The only part that saved my life was that I had stacked a bunch of HP servers right behind the driver seat, the rest of the cabin was completely crushed in ;-)

(Edit: I will never own a 4x4 or any high center of gravity vehicle which doesn't have a roll cage ever again. The day after the accident, I was sitting at the junk yard looking at the mashed ball of metal which used to be my truck, I couldn't believe I walked away without a scratch.)


I'm only in my 30s so I don't have a strong recollection of it, but it seems that buckle design change pretty significantly in the 90s.
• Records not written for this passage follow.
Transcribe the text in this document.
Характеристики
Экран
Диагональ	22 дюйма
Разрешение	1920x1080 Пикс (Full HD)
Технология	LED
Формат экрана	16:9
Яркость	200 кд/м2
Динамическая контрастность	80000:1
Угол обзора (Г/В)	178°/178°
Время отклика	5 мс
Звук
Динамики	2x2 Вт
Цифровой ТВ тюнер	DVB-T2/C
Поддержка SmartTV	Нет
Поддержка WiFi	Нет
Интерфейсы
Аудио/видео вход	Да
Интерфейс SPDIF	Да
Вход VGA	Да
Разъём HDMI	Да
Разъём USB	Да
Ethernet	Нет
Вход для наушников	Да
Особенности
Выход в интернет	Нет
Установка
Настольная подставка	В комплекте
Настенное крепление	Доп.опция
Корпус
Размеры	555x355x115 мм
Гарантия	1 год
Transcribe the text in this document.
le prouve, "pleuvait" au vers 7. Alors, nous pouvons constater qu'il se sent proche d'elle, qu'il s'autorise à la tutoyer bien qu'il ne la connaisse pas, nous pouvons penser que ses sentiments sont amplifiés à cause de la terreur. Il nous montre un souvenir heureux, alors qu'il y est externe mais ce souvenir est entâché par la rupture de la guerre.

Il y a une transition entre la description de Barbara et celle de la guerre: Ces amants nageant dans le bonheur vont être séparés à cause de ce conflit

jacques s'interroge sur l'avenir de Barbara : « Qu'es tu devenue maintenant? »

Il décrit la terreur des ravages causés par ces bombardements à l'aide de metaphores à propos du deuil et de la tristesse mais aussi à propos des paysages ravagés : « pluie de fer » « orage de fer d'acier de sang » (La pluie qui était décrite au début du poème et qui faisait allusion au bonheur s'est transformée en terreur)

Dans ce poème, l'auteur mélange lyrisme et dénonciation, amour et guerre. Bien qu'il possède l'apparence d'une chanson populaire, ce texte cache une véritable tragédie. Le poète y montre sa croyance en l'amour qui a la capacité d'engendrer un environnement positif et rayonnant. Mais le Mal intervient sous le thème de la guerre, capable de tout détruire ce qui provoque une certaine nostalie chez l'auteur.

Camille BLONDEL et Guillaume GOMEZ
The trouble with the theory is that the seats on the buses I rode on were neither particularly high nor particularly soft. On the bus I rode regularly, the back of the seat in front did not have exposed metal, but many in my town did. Frankly, the fabric covered ones were not much better as you could feel the metal bar beneath the fabric. Even as a kid, I knew I was likely to get seriously injured in the event of an accident. Thankfully, accidents are rare. Perhaps, newer buses are somewhat better, but I imagine most of the old ones are still in service.


My bus driver would stop and lecture us about this. His reasoning was that in case of an accident, evacuation is difficult if all the kids are buckled in. So if there was a fire (not sure how likely that is), we'd be worse off with seat belts. Now that I'm older, I'm pretty sure he wasn't speaking from a point of deep experience or research, but he was very passionate about the subject, enough to drop us off late several times due to such lectures.


Wouldn't they have done better to have rear facing seats?


A counterexample to the notion that seat backs are good enough: https://www.youtube.com/watch?v=b0JlqtntMt0


Those are not the same seat backs that school buses use. School bus ones are far more "cushy" and flat.

Also, that was an... odd collision; getting rear-ended usually does not eject the driver out the front nor flip a bus on its side.


As trivial as you may consider their argument, if the potential benefit of installing and enforcing the use of seat belts on school buses is small enough, it may not take much justification to do nothing.

In the US from 2003-2012, there were an annual average of 6 fatalities of non-driver occupants of school buses[1].

[1] http://www-nrd.nhtsa.dot.gov/Pubs/811890.pdf


Head Start buses now need seat belts or child seats[1]. Of course that is a lower age and they have monitors riding on the bus.

1) http://eclkc.ohs.acf.hhs.gov/hslc/standards/hspps/1310/1310....


That wouldn't work for a rollover or prevent someone being ejected.